Chinese medicine largely focuses on preventative health as a key to longevity. In the West, we tend to ignore health issues until they progress long enough to get our attention. Chinese Medicine reaches far beyond acupuncture to prevent disease and address health issues. In traditional practice, there are five branches of Chinese medicine:
"Over its 2500 years of development, a wealth of experience has accumulated in the practice of acupuncture, attesting to the wide range of diseases and conditions that can be effectively treated with this approach. Unlike many other traditional methods of treatment, which tend to be specific to their national or cultural context, acupuncture has been used throughout the world..." -- World Health Organization, Acupuncture: Review and Analysis of Reports on Controlled Clinical Trials
2. Herbal Medicine
Much like the classic approach of compound pharmacies, herbal medicine utilizes the art and science of creating personalized prescriptions that are formulated specifically for each patient. Loose herbs may be combined in the exact dose, strength and function required by a patient’s unique condition, health history and constitution. This allows for adjustments to the medicine as symptoms begin to change, which not only reduces the potential for negative side effects, but also tends to provide lasting benefit.
3. Diet & Nutrition
While appropriate nutrition is emphasized, as is the case in modern medicine, diet is not dictated by food pyramids or numerical supplement facts. Chinese nutrition does not emphasize the biochemical nature of foods, and does not seek to add or subtract from its natural state in an effort to alter a food's inherent nutritional value. By eating fresh seasonal food...REAL food...with lots of “Qi,” that energy is transferred to us and we can feel positive shifts in our health. In Chinese dietetics, foods are categorized by specific flavor (bitter, sweet, spicy, salty, sour & bland) temperature and function (warming, cooling, drying, moistening). Like herbal medicine, diet is unique to individual demands, health history and constitution. By choosing the appropriate combination of foods, a balanced state of health is achieved.

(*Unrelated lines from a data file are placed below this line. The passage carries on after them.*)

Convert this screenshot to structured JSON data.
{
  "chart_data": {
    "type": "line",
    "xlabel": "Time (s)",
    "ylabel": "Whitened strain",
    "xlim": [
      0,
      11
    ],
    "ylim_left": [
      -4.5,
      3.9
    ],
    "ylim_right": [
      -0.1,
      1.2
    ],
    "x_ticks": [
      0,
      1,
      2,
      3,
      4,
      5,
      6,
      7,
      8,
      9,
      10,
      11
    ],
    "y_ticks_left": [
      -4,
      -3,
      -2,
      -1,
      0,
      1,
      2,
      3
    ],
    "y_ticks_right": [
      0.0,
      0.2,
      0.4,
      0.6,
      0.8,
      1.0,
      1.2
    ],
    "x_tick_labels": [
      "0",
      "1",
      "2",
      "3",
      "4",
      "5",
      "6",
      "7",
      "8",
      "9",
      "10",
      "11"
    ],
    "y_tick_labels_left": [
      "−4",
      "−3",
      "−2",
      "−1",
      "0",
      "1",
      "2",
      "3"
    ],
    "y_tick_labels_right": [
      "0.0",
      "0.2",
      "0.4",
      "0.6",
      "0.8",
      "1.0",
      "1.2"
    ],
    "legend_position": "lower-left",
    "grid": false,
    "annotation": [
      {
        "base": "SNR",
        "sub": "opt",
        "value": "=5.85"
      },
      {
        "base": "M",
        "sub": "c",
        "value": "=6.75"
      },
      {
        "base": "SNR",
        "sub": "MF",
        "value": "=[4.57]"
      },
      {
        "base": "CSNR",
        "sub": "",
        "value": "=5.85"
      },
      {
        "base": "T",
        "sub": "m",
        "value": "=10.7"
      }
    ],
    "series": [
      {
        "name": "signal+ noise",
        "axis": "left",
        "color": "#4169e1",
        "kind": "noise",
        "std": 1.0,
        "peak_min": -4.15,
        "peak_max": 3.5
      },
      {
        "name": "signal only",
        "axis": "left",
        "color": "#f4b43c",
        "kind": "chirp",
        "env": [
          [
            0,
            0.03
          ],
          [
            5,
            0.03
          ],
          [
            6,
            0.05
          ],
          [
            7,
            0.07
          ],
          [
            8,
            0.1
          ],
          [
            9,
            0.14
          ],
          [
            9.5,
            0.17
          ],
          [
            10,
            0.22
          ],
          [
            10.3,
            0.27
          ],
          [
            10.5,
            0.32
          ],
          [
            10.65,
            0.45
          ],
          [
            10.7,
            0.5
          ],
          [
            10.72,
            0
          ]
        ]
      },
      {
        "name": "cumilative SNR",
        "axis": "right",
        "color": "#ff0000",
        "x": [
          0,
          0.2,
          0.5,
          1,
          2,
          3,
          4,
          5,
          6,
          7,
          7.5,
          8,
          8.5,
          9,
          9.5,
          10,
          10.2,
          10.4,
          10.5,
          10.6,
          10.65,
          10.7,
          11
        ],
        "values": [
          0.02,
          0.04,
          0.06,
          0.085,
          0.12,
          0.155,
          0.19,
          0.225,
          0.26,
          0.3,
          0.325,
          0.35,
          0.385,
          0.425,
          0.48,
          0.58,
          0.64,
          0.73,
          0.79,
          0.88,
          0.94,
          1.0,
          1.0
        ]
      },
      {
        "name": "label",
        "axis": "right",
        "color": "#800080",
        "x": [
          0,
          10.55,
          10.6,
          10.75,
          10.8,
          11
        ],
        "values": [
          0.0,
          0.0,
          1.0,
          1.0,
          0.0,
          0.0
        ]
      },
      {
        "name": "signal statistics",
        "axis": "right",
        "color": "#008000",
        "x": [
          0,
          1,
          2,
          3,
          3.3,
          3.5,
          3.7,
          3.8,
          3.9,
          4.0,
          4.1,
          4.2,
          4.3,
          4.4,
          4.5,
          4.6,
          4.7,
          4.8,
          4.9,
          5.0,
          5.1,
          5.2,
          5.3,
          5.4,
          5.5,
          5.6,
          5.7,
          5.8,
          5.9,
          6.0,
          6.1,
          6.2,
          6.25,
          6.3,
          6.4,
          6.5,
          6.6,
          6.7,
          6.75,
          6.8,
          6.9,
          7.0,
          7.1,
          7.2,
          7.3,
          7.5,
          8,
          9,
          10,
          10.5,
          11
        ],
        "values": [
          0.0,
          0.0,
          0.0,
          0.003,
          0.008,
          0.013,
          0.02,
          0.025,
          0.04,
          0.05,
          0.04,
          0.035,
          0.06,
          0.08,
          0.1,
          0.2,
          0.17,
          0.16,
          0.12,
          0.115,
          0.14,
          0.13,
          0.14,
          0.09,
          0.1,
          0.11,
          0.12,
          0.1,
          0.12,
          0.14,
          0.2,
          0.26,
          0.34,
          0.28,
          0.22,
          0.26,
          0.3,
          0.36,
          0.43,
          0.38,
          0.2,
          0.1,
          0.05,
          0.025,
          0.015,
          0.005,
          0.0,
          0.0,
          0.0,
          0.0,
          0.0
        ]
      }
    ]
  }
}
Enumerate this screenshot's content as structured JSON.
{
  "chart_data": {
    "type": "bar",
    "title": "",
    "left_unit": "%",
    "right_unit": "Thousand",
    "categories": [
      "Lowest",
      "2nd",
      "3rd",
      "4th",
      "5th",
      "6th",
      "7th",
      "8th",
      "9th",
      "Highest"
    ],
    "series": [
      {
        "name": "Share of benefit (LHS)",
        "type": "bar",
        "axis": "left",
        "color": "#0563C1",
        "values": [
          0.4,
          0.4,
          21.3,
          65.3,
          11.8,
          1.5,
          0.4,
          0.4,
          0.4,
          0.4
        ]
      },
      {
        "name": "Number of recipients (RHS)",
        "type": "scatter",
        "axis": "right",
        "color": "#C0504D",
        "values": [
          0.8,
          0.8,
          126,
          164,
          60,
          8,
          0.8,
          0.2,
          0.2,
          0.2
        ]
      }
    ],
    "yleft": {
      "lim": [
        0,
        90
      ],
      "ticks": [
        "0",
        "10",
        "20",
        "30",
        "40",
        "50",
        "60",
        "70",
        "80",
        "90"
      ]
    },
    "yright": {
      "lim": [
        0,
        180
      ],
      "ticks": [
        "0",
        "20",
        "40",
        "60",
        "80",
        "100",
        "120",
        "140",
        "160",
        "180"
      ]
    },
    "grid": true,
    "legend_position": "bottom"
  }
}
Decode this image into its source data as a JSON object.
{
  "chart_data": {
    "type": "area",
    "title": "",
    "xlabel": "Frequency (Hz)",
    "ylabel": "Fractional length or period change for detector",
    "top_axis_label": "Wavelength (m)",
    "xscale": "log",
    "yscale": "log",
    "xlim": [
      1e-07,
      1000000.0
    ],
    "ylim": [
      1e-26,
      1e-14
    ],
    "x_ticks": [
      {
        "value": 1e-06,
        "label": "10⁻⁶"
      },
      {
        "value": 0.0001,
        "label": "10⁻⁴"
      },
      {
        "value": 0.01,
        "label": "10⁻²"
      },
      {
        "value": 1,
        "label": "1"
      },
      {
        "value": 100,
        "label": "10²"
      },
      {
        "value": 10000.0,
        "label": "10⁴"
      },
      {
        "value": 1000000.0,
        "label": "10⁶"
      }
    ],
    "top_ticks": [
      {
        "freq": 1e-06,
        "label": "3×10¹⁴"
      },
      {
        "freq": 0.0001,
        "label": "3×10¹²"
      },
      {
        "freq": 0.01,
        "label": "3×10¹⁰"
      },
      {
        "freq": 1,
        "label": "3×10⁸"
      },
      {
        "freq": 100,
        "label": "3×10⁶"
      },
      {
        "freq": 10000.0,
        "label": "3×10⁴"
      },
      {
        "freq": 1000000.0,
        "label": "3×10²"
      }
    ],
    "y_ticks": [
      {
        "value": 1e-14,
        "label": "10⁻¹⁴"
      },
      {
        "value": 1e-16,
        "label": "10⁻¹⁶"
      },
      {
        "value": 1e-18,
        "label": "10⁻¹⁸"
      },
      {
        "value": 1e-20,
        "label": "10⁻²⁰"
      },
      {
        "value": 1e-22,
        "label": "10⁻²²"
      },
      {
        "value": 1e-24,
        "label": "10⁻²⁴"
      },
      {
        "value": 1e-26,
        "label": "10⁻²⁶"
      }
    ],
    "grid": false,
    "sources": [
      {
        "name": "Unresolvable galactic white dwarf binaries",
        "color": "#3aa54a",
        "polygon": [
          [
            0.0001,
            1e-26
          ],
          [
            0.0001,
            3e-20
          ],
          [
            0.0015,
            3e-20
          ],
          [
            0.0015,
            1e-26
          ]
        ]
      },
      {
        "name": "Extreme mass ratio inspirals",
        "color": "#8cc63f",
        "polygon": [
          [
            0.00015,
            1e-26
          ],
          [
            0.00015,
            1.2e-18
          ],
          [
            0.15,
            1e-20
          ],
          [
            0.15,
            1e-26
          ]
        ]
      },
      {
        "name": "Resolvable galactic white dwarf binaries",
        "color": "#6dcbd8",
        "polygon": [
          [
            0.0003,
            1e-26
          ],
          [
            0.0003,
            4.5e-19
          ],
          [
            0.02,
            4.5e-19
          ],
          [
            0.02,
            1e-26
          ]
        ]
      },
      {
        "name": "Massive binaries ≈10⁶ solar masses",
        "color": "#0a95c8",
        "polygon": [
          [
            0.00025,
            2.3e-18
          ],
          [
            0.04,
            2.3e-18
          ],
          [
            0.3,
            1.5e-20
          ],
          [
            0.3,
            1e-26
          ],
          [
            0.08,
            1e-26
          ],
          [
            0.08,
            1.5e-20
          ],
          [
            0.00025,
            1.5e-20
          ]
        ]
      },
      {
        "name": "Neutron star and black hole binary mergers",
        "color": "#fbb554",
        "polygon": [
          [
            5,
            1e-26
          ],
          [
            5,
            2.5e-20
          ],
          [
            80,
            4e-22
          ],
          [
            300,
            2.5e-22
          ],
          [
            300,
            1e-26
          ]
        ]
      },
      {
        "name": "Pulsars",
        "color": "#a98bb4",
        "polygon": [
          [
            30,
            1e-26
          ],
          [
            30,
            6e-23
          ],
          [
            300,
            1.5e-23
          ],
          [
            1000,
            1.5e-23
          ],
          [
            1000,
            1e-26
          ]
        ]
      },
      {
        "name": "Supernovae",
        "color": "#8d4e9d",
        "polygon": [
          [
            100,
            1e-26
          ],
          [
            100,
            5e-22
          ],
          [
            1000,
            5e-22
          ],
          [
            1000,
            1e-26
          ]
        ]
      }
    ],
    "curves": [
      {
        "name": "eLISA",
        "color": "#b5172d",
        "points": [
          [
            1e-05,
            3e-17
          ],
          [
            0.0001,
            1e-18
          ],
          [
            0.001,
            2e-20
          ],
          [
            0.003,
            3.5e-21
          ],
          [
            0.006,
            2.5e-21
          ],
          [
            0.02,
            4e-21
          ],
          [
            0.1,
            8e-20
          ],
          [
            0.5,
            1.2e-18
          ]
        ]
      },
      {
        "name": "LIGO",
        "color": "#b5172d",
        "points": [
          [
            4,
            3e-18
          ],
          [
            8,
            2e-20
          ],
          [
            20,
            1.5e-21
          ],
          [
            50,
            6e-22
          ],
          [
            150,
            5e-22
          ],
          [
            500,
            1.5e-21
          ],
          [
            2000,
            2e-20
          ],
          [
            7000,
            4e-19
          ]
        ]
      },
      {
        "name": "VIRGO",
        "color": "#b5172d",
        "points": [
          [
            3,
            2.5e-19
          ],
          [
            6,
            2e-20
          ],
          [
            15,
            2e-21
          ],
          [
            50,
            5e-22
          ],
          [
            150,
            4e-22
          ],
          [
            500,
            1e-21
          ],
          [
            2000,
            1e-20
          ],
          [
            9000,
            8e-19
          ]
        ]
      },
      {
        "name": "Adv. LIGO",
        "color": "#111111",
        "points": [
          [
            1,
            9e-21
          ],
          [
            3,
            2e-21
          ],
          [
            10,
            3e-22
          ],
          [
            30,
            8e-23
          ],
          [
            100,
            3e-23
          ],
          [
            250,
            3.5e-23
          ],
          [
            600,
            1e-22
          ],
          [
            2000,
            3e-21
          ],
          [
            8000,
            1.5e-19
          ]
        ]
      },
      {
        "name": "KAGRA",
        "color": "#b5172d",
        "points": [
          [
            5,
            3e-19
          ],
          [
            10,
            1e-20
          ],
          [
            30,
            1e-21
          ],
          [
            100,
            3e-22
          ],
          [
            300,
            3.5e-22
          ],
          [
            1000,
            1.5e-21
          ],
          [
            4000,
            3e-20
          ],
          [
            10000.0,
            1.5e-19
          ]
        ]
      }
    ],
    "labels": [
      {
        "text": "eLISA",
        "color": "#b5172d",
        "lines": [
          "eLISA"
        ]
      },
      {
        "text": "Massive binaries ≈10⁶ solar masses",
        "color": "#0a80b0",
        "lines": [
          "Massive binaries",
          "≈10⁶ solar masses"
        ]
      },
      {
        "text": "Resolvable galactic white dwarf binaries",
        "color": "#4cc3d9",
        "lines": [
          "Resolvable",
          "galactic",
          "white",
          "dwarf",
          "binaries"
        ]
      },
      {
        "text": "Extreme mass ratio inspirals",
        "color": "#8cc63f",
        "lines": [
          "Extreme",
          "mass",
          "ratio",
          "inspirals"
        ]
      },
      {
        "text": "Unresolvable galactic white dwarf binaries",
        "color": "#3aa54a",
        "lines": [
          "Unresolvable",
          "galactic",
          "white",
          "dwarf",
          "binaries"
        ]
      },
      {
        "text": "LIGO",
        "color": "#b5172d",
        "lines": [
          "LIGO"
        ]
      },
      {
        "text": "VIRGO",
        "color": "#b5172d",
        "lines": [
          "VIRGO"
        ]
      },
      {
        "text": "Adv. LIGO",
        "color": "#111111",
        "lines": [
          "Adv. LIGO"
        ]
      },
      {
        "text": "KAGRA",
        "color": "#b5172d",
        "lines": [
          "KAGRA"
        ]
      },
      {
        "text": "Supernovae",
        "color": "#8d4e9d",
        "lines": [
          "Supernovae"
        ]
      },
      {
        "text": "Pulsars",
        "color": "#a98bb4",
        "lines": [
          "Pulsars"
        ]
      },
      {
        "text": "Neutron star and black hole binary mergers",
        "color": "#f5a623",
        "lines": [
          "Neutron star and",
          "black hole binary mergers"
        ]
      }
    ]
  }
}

4. Manual Therapy (Tui Na, Cupping, Gua Sha)
There are several manual therapies besides acupuncture that utilize physical intervention to restore the balance and flow of Qi throughout the body’s channels. Tui Na, Gua Sha and cupping all address channels without penetrating the skin. While they can still restore balance within our deeper channels, they do this by accessing the pathways that flow closer to the surface, such as our cutaneous and muscle channels. All of these methods essentially reduce the stagnation of Qi & blood, which is a leading cause of pain and structural imbalance.
Tui Na, meaning, to “push” and “grasp," utilizes traditional Chinese massage techniques incorporating deep tissue compression, percussion, vibration, lymphatic drainage, soft tissue and joint mobilization to rehabilitate muscles, joints and connective tissues. Gua Sha and Cupping are both manual therapies that use non-invasive tools to increase blood circulation, decongest capillary beds, flush inflammatory mediators, promote vascular budding and lymphatic drainage, mobilize soft tissue, increase muscle tone and function, release trigger points and break up adhesions.
5. Energetics (Taiji, Qigong)
By moving our bodies, we move Qi, thereby preventing stagnation, which can leave us feeling stronger and more energized. In modern medicine, we call this exercise! It is equally important to balance activity with proper rest. Qi Gong and Taiji consider these yin and yang principles. These energetic sequences focus on low impact targeted movements that are practiced in progressive stages. Along with meditation, these practices promote health & well being through balance of body, mind and spirit.